Problem Introduction
Hello, I am a member of a project which partial goal is to distribute BLOOM model between several computers. The communication part between computers is not a problem for us, but we don't know how to manually perform inference. If we could know that, then we could create sort of a "chain" of computers, which hopefully will accelerate whole computation.
It is important to us to manually perform inference because if we'll succeed we'll start optimizing process of chain links selection based on graphics cards used in host PC.
Assumtions for simplicity (will be changed in the future versions):
- Prompts coming to a distributed architecture are processed in series.

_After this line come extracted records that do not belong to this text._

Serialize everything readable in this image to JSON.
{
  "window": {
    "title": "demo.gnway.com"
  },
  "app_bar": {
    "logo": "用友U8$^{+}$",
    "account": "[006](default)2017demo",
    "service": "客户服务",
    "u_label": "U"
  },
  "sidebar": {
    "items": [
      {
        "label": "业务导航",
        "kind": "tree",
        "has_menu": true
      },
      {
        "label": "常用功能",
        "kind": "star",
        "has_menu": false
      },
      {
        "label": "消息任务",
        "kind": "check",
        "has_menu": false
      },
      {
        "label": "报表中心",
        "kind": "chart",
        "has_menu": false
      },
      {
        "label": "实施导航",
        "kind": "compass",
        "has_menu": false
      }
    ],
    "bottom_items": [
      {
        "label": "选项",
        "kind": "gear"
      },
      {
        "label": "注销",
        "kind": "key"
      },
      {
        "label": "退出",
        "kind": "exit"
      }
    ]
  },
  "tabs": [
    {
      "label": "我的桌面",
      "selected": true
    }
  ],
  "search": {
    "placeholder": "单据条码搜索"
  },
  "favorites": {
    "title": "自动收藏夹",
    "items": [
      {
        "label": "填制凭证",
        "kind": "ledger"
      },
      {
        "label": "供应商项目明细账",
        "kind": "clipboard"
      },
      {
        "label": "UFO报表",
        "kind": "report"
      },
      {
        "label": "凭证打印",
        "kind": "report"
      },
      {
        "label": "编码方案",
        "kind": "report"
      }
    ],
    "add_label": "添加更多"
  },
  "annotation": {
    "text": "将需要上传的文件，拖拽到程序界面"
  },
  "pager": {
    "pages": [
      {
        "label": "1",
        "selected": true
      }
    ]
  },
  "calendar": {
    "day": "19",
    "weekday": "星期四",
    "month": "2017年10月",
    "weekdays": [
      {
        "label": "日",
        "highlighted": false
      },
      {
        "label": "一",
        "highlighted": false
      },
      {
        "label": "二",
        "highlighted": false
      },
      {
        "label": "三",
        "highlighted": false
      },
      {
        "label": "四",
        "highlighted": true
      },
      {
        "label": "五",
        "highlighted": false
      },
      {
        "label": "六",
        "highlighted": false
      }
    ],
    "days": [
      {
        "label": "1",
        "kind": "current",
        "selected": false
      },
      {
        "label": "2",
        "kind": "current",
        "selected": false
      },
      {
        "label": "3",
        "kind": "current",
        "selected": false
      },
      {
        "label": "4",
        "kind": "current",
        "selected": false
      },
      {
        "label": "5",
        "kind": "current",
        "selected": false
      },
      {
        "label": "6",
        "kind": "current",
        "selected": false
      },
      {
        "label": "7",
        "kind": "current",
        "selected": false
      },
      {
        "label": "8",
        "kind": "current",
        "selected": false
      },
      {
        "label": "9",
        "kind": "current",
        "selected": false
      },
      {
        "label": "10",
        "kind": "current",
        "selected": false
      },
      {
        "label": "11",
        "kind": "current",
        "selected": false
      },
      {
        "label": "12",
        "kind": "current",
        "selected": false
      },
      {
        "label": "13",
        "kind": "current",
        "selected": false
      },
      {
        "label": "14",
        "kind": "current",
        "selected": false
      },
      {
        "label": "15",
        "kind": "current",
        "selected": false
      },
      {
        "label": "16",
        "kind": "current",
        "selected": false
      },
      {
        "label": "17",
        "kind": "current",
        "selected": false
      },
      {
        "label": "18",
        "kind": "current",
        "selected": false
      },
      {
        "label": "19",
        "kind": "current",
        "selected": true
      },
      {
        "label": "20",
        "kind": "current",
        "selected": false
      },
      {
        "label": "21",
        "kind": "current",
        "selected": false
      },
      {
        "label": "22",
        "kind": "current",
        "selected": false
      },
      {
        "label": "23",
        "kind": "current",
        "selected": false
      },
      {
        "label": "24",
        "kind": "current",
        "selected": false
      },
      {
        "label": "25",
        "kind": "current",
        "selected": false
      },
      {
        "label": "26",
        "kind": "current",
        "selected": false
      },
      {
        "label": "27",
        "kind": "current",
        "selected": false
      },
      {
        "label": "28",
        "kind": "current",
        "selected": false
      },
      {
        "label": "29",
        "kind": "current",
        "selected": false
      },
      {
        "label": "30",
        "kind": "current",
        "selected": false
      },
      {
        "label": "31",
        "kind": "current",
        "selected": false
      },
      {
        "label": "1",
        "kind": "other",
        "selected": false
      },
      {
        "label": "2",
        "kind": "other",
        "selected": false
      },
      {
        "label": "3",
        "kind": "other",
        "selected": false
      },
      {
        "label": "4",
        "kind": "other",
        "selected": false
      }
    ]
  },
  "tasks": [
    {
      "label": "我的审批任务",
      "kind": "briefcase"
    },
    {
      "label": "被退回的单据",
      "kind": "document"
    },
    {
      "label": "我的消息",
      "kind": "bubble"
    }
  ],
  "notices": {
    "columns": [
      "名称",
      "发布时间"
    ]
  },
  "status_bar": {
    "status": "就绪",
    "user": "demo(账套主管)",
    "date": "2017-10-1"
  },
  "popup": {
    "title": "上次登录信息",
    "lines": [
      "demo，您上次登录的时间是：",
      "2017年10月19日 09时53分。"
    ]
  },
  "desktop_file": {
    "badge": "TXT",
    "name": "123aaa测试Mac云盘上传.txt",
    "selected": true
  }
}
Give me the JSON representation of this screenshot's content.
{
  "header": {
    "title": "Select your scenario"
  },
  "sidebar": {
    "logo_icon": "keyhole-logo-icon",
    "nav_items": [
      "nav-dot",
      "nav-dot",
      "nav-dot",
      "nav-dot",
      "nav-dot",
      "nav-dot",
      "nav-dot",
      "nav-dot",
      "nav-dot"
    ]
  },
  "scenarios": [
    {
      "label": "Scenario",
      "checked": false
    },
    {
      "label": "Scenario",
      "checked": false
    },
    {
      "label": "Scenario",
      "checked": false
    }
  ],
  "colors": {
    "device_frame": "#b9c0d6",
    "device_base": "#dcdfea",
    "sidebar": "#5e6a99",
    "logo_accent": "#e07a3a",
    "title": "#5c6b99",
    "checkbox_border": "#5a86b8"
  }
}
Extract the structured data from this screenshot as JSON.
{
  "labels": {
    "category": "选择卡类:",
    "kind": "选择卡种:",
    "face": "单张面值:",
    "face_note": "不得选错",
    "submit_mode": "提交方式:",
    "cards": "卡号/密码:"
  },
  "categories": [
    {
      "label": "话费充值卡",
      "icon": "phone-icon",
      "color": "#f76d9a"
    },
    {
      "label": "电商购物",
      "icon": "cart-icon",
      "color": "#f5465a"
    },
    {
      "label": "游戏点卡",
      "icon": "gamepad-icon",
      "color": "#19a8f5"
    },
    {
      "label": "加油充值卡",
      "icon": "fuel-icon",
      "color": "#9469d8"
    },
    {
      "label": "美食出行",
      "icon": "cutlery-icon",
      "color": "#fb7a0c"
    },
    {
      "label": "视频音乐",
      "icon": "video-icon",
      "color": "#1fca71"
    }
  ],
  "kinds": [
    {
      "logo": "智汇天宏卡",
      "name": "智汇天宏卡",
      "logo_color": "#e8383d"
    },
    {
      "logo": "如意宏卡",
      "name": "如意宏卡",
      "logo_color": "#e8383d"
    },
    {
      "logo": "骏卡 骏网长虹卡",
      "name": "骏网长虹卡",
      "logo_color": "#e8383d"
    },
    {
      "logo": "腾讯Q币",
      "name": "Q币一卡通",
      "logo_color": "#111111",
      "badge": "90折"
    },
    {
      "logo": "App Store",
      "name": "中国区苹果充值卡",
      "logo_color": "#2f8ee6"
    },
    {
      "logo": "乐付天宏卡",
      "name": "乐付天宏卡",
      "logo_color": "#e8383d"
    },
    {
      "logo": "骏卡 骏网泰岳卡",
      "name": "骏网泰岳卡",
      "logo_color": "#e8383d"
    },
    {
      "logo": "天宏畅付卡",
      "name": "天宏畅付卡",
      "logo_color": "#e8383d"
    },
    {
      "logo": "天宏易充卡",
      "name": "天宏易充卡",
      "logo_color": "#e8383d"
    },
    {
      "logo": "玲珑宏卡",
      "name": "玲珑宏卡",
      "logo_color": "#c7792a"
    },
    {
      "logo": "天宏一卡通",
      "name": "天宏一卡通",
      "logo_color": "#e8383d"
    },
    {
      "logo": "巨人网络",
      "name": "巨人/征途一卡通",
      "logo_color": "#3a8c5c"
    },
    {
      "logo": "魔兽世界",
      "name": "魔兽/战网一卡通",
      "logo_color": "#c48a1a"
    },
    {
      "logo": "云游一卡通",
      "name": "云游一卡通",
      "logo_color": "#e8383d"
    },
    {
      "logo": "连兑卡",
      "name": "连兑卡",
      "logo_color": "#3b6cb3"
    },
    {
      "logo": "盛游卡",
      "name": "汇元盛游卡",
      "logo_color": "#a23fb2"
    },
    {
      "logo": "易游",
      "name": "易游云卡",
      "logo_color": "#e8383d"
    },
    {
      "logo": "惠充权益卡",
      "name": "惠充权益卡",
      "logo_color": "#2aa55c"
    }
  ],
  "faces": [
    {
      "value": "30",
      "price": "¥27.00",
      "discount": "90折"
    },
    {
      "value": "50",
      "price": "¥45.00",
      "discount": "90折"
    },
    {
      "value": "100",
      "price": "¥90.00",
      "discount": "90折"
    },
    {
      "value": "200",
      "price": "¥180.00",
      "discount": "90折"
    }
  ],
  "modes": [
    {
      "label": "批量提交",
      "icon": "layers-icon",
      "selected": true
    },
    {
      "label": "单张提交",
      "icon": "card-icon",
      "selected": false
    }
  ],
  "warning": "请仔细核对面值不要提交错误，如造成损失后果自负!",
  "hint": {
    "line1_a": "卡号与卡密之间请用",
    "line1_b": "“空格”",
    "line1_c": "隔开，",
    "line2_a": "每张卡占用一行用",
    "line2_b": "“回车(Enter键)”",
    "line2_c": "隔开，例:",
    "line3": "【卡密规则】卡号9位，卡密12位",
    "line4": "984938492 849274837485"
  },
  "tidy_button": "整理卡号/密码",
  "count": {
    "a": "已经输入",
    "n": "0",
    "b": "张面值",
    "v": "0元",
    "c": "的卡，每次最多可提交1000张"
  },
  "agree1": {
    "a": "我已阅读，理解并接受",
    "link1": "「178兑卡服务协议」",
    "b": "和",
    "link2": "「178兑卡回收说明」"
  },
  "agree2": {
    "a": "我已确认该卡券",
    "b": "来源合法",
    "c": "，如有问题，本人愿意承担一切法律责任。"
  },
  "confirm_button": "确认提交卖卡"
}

- Amount of computers and their parameters are not an issue.
- GPUs of all computers are the same.
- All computers have one GPU.
- There will be one BLOOM block per GPU.
Technology related part
Computer specification:
- OS: Windows 10 Home
- Processor: Intel i7-11700K
- PC RAM: 32GB
- Graphic Card: NVIDIA RTX 3060 12GB VRAM
Installed packages (pip freeze):
accelerate==0.16.0
asttokens==2.2.1
backcall==0.2.0
certifi==2022.12.7
charset-normalizer==3.0.1
colorama==0.4.6
comm==0.1.2
debugpy==1.6.6
decorator==5.1.1
executing==1.2.0
filelock==3.9.0
huggingface-hub==0.12.0
idna==3.4
ipykernel==6.21.1
ipython==8.9.0
jedi==0.18.2
jupyter_client==8.0.2
jupyter_core==5.2.0
matplotlib-inline==0.1.6
nest-asyncio==1.5.6
numpy==1.24.1
packaging==23.0
pandas==1.5.3
parso==0.8.3
pickleshare==0.7.5
Pillow==9.4.0
platformdirs==2.6.2
prompt-toolkit==3.0.36
psutil==5.9.4
pure-eval==0.2.2
Pygments==2.14.0
python-dateutil==2.8.2
pytz==2022.7.1
pywin32==305
PyYAML==6.0
pyzmq==25.0.0
regex==2022.10.31
requests==2.28.2
safetensors==0.2.8
six==1.16.0
stack-data==0.6.2
tokenizers==0.13.2
torch==1.13.1+cu117
torchaudio==0.13.1+cu117
torchvision==0.14.1+cu117
tornado==6.2
tqdm==4.64.1
traitlets==5.9.0
transformers==4.26.0
typing_extensions==4.4.0
urllib3==1.26.14
wcwidth==0.2.6
Repository arrangement (as simple as it can be):
bloom
↳ bigscience/bloom repository files (https://huggingface.co/bigscience/bloom/tree/main)
bloom-7b1
↳ bigscience/bloom-7b1 repository files (https://huggingface.co/bigscience/bloom-7b1/tree/main)
venv
↳ ... (venv stuff)
main.py
Code (main.py):
from pprint import pprint
import torch
from transformers import AutoTokenizer, BloomConfig
from transformers.models.bloom.modeling_bloom import BloomBlock as BloomBlock
tokenizer = AutoTokenizer.from_pretrained(r'E:\programming\python\bloom-playground\models\bloom')
prompt = "Hi, I am TapMadl and I want to "
input_ids = tokenizer(prompt, return_tensors="pt").to(0)
configuration = BloomConfig('bloom\config.json')
pprint(configuration.num_hidden_layers)
modules = torch.nn.ModuleList([BloomBlock(configuration) for _ in range(configuration.num_hidden_layers)])
pprint(type(modules[0]))
pprint(len(modules))
module1 = modules[0]
module1.forward(input_ids)
Code output:
2
<class 'transformers.models.bloom.modeling_bloom.BloomBlock'>
2
Traceback (most recent call last):
File "c:\programming\python\bloom-prototyping\main.py", line 23, in <module>
module1.forward(input_ids)
TypeError: BloomBlock.forward() missing 2 required positional arguments: 'alibi' and 'attention_mask'
Code description:
Initially I was working with the AutoTokenizer and AutoModelForCausalLM pipeline from the code example on bigscience/bloom code repository. I hoped for some kind of easy way to perform inference only on one block at the time. I didn't find one.
Then I used debugger to track route of function calls to examine MVP of manual inference. I realised how complicated is AutoModelForCausalLM class in practice. By tinkering with code in jupyter notebooks and debugger I managed to define code above.
If somebody could help with definig manual inference I will be glad. Thank you in advance for your help.